Multi-Scale Features for Transformer Model to Improve the Performance of Sound Event Detection
Round 1
Reviewer 1 Report
1. Elaborating the introduction more with sufficient background/literature review is recommended. Add some latest work (listed below) on noise/sound detection but there are more than this as well. Also, talk about techniques used by those researchers and compare the proposed work with those works.
Suggested Papers:
a. Automatic Detection of Noise Events at Shooting Range Using Machine Learning
b. Detection and Identification of Background Sounds to Improvise Voice Interface in Critical Environments
c. Rare Sound Event Detection Using Deep Learning and Data Augmentation
2. I suggest authors highlighting the novelty of their work clearly along with the contribution.
3. A proper diagram should be added to show the overall method involved in the proposed work, which gives the reader a clear picture of this work at a glance. Besides, highlight important parameters used for the different methods.
4. In Result and Discussion: Add the table for comparing the result of the proposed work with previous work done by other researchers.
5. Was the parameters for the proposed architecture also decided based on reference 19? If so, please mention that as well. Gives reader clear picture of how the architecture parameters, filters, and layers were decided. And if not; please mention how parameters, activation layer, filters, and layers were decided.
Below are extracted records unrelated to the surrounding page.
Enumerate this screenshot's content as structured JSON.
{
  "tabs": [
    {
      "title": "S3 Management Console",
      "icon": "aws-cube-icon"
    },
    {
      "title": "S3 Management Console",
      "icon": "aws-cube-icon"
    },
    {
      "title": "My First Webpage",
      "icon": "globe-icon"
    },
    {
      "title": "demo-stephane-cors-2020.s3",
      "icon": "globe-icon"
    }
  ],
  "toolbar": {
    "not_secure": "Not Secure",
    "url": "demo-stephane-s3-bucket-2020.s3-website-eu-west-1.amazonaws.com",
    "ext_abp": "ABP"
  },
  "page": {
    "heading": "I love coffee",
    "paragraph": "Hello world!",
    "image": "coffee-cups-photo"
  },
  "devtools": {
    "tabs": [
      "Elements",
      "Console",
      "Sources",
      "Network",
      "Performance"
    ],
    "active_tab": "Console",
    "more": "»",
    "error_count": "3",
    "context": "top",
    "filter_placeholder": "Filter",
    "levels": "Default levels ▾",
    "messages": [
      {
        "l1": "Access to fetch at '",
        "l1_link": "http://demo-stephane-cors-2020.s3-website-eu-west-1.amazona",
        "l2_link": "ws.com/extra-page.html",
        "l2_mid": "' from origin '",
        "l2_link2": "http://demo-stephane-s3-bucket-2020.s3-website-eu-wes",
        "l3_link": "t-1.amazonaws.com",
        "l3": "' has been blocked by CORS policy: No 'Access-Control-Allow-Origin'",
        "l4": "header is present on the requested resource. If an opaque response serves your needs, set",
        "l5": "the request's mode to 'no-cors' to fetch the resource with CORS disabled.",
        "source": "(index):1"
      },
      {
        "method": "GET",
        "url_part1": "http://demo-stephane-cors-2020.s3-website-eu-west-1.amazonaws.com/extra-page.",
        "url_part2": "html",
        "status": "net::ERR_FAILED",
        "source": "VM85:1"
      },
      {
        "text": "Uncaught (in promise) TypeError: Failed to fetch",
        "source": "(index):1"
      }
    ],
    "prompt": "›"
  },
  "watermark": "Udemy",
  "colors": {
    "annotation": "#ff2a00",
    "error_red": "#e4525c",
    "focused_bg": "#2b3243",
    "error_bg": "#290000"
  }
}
6. Was training, validation, and evaluation data from same block of data? If so, are we creating overfitting model? Please clarify on test, validation, and evaluation set. Looks confusing when I read.
Author Response
Please see the attachment.
Author Response File: Author Response.pdf
Reviewer 2 Report
Approved for publication.
Author Response
Please see the attachment.
Author Response File: Author Response.docx
Reviewer 3 Report
This manuscript titled "Multi-scale Features for Transformer Model to Improve the Performance of Sound Event Detection" constructed a multi-scale feature extraction model by using the Transformer encoder to classify and predict sound events. At the same time, this paper applied this model to the mean-teacher model, thereby proving the effectiveness of this model in semi-supervised learning. This paper finally used the data set of DCASE 2019 to verify the model, which can show better performance, and has a certain performance improvement compared with the baseline Transformer and the baseline mean-teacher model. Here, it is recommended to publish after some modification.
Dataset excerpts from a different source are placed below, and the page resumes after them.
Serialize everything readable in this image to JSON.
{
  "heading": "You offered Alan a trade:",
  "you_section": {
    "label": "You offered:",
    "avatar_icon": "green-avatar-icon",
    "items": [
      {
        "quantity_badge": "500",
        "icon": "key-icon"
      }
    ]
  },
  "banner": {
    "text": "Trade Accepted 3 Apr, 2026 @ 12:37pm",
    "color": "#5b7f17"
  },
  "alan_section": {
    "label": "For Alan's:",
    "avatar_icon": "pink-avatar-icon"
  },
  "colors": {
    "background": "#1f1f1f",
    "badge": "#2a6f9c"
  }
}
Here are some comments and suggestions for this article:
- This article introduces the SED task well and mentions CRNN, a model architecture of SED, but lacks an interpretation of the internal architecture of the CRNN model. It is recommended to add an interpretation and comparison of the internal architecture of CRNN to help illustrate the advantages of the Transformer architecture in the SED task.
- In this paper, it is very valuable to verify the effectiveness of the multi-scale model in semi-supervised learning from the perspective of the mean-teacher model, which can make the model better extend to a variety of learning mechanisms.
- The experimental part of this paper has sufficient data and detailed hyperparameters. If some ablation experiments could be designed for the Transformer encoders inside the multi-scale model, it would better reflect the value of the multi-scale extraction model.
Author Response
Please see the attachment.
Author Response File: Author Response.pdf
Reviewer 4 Report
This paper can be accepted with the below changes being done. 1) In the ABSTRACT section - Please state the problem at first. 2) In the INTRODUCTION section - it should be in Capitals (deep neural networks (DNNs)). 3) The paper needs to be checked throughout by a native English speaker. 4) In the "Proposed Network Architecture" section - Please state the action performed at every step and the logic for the same. 5) Please also write about FUTURE WORK that should be done. 6) In the RESULTS section, define the training set - three parts clearly and the reason for doing so. 7) Please add the RELATED INFORMATION section with details about Related papers with details.Author Response
Please see the attachment.
Author Response File: Author Response.pdf
Round 2
Reviewer 1 Report
I have no further concerns. I accept the paper.